Os ambientes sonoros de Vozes do Além surgiram durante o primeiro confinamento, quando se trancou no seu Acid Studios, em Mogofores, onde, em parceria com o guitarrista e produtor Xico Martins, encontrou o caminho certo algures entre "uma linguagem progressiva e a liberdade jazzística". Paradoxalmente e "apesar de tudo o que de negativo aconteceu aos artistas", foi a pandemia que lhe permitiu "ter tempo para gravar como queria", com a banda que o acompanha na estrada a tocar o 10 Mil Anos, "todos músicos muito bons". Foram eles Xico Martins nas guitarras e produção, Pepe no baixo, Samuel Henriques na bateria, Kazé no violoncelo e o próprio José Cid nos teclados (piano, hammond e sintetizadores).
E foi o que se pode chamar de um álbum gravado à antiga, de forma totalmente analógica, em velhas bobines mandadas vir dos Estados Unidos. "Não entrou um único computador naquele estúdio", garante. Pelo caminho, encontrou novos colaboradores, como as bandas Ganso e Prana, que participam, respetivamente, nas faixas Porta Fechada e Homem do Além. E também chamou velhos companheiros de estrada, como Tozé Brito, com quem escreveu e interpretou a meias o tema Reencarnar é Possível.
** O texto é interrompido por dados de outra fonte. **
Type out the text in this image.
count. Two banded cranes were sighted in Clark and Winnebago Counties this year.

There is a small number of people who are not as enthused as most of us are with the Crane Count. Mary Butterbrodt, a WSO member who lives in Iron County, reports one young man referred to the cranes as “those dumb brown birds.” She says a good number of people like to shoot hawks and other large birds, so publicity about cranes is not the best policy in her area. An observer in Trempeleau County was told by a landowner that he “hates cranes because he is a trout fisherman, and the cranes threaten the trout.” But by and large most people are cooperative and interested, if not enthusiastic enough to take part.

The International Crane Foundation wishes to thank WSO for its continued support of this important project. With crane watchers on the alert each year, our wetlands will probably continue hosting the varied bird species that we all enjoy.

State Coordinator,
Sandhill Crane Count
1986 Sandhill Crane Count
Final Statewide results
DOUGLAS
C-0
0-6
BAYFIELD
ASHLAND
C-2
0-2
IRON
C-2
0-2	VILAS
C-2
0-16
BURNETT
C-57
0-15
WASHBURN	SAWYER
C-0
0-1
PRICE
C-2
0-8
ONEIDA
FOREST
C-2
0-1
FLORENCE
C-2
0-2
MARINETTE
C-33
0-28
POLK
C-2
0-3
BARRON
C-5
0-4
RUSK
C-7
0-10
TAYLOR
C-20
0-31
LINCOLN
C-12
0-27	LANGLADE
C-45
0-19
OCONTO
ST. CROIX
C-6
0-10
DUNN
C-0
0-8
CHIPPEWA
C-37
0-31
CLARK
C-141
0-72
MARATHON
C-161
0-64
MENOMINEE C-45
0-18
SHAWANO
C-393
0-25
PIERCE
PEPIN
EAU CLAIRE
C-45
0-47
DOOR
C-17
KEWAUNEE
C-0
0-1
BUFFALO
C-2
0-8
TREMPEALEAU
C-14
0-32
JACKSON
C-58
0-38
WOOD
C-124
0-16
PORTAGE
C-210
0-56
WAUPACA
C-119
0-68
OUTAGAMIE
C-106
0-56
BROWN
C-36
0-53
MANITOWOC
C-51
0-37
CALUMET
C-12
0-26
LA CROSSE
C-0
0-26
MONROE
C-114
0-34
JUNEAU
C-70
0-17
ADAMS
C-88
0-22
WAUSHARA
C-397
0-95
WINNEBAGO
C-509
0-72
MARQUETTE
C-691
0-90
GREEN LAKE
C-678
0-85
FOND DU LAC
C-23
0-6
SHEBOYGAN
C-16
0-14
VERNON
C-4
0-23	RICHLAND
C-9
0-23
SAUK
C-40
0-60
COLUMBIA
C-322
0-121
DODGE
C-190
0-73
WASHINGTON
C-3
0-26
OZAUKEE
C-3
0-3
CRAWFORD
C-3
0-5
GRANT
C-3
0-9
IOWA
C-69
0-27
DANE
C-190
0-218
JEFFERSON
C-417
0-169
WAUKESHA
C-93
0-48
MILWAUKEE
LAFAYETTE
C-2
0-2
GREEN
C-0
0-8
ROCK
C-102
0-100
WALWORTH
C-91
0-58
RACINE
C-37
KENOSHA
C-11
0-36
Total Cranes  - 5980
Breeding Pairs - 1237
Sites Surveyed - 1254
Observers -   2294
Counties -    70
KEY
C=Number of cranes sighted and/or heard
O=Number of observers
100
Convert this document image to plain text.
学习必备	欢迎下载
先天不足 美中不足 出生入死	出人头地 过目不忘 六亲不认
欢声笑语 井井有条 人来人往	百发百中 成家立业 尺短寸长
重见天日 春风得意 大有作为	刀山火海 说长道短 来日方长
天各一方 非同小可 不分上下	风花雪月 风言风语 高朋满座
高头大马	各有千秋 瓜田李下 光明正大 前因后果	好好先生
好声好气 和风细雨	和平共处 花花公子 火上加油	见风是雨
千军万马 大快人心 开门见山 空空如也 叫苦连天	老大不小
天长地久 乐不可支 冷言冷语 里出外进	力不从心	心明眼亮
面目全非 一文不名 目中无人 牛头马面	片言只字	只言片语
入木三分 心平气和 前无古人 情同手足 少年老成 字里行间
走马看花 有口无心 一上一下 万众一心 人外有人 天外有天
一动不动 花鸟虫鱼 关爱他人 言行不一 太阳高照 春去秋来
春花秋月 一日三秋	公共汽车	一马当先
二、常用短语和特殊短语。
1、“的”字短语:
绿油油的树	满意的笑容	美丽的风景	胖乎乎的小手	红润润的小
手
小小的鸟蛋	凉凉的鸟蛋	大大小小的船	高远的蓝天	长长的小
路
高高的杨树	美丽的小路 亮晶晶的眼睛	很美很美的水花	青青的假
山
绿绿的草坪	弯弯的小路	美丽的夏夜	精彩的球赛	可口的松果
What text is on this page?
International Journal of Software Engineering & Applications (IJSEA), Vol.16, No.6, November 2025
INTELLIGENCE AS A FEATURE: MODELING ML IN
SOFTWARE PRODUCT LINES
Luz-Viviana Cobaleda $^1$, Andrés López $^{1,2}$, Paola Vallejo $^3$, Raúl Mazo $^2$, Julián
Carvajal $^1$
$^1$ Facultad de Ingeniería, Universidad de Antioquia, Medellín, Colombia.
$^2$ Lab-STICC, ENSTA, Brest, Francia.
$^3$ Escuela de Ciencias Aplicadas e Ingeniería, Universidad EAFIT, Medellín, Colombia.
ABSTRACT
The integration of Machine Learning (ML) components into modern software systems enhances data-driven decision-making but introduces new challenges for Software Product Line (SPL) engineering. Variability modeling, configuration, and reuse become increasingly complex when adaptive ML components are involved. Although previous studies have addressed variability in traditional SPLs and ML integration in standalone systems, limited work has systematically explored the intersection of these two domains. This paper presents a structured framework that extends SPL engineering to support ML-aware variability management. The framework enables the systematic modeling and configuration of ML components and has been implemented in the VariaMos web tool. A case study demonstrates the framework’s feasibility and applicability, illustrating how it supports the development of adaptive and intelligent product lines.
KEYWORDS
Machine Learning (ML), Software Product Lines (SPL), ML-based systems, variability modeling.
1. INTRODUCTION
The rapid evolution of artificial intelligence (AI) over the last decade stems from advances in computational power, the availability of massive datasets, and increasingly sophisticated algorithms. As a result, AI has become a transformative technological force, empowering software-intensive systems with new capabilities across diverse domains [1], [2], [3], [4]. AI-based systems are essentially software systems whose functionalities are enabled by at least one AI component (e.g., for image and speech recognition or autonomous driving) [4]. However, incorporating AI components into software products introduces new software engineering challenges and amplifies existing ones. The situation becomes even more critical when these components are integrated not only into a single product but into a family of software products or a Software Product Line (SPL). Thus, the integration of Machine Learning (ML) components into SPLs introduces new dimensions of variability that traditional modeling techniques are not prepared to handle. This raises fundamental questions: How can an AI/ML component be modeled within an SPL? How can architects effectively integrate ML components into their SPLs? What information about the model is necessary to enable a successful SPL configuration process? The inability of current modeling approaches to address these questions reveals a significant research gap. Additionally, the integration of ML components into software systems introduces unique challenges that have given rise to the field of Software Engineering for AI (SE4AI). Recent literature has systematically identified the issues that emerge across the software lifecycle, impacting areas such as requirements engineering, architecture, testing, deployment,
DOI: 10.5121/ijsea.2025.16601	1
Pediu também à mulher, Gabriela Carrascalão, que refizesse um dos seus quadros, uma galeria de fantasmas de lábios cerrados e feições pálidas, aos quais a artista acrescentou uma boca, para lhes devolver a tal vida após a morte. Será esta aguarela a capa do 25,º álbum de estúdio de José Cid, cuja edição física para colecionador, "em triplo vinil deluxe, com cada disco de uma cor diferente", deverá ocorrer ainda até ao final do ano.
"Este é o álbum conclusivo da minha vida, a cereja no topo do bolo da minha carreira", considera o músico, que a 4 de fevereiro celebra o aniversário redondo de 80 anos de vida.
Muitos planos pela frente
Desengane-se, no entanto, quem julgar que isto soa a despedida, bem pelo contrário. "Ainda tenho quase 20 concertos para dar até ao fim do ano. A minha sorte é que tenho um belo otorrino. Aliás, para manter a voz impecável, devo ser o cantor que mais drogas toma no mundo, mas das legais", diz com humor. E para 2022, além dos concertos, também já tem planos: "Tenho um disco de fados, que também gravei durante o confinamento, pronto a sair e vou editar um álbum conjunto com o Tózé Brito, de quem sou uma espécie de irmão mais velho". Com edição prevista lá mais para o fim do próximo ano, incluirá as canções do Quarteto 1111 censuradas pela PIDE, bem como outros temas simbólicos do grupo, como Todo o Mundo e Ninguém, com letra do Gil Vicente e cujo sampler o rapper americano Jay Z usou na canção Mercy Me, publicada em 2017 no seu último trabalho, 4:44.
"É um álbum de certa forma provocador, mas acima de tudo de celebração de uma grande amizade, no qual o Tozé toca baixo em todas as faixas e eu teclados analógicos", revela José Cid, que olha para o atual momento da música portuguesa com bastante otimismo. "Tenho a maior admiração por quem sabe escrever, tocar e cantar a sua música. A verdade na música é fulcral e quem a tem merece todo o nosso respeito. Atualmente temos dezenas de cantores geniais, não temos é mercado suficiente para todos. Adoro as novas gerações, gente como o Úria, o Zambujo, o Miguel Araújo, o Salvador, a Deslandes ou a Joana Alegre, entre outros, que conseguem ser muito originais e ao mesmo tempo tão portugueses. O lado positivo da música portuguesa é muito maior que o negativo", sustenta.
O foco primeiro foram os concertos de apresentação de Vozes do Além no Porto e em Lisboa, a 17 e 18 de dezembro, no Hard Club e no teatro Maria Matos, respetivamente. A estreia mundial aconteceu na Anadia, a convite da autarquia local e serviu de ensaio geral para estes concertos. "Tendo em conta a complexidade do disco correu bastante bem", contou o músico, que na segunda parte do espetáculo interpretou na íntegra o álbum 10 Mil Anos Depois Entre Vénus e Marte, completando assim e também em palco, o seu percurso pelo rock progressivo, iniciado já há mais de quatro décadas.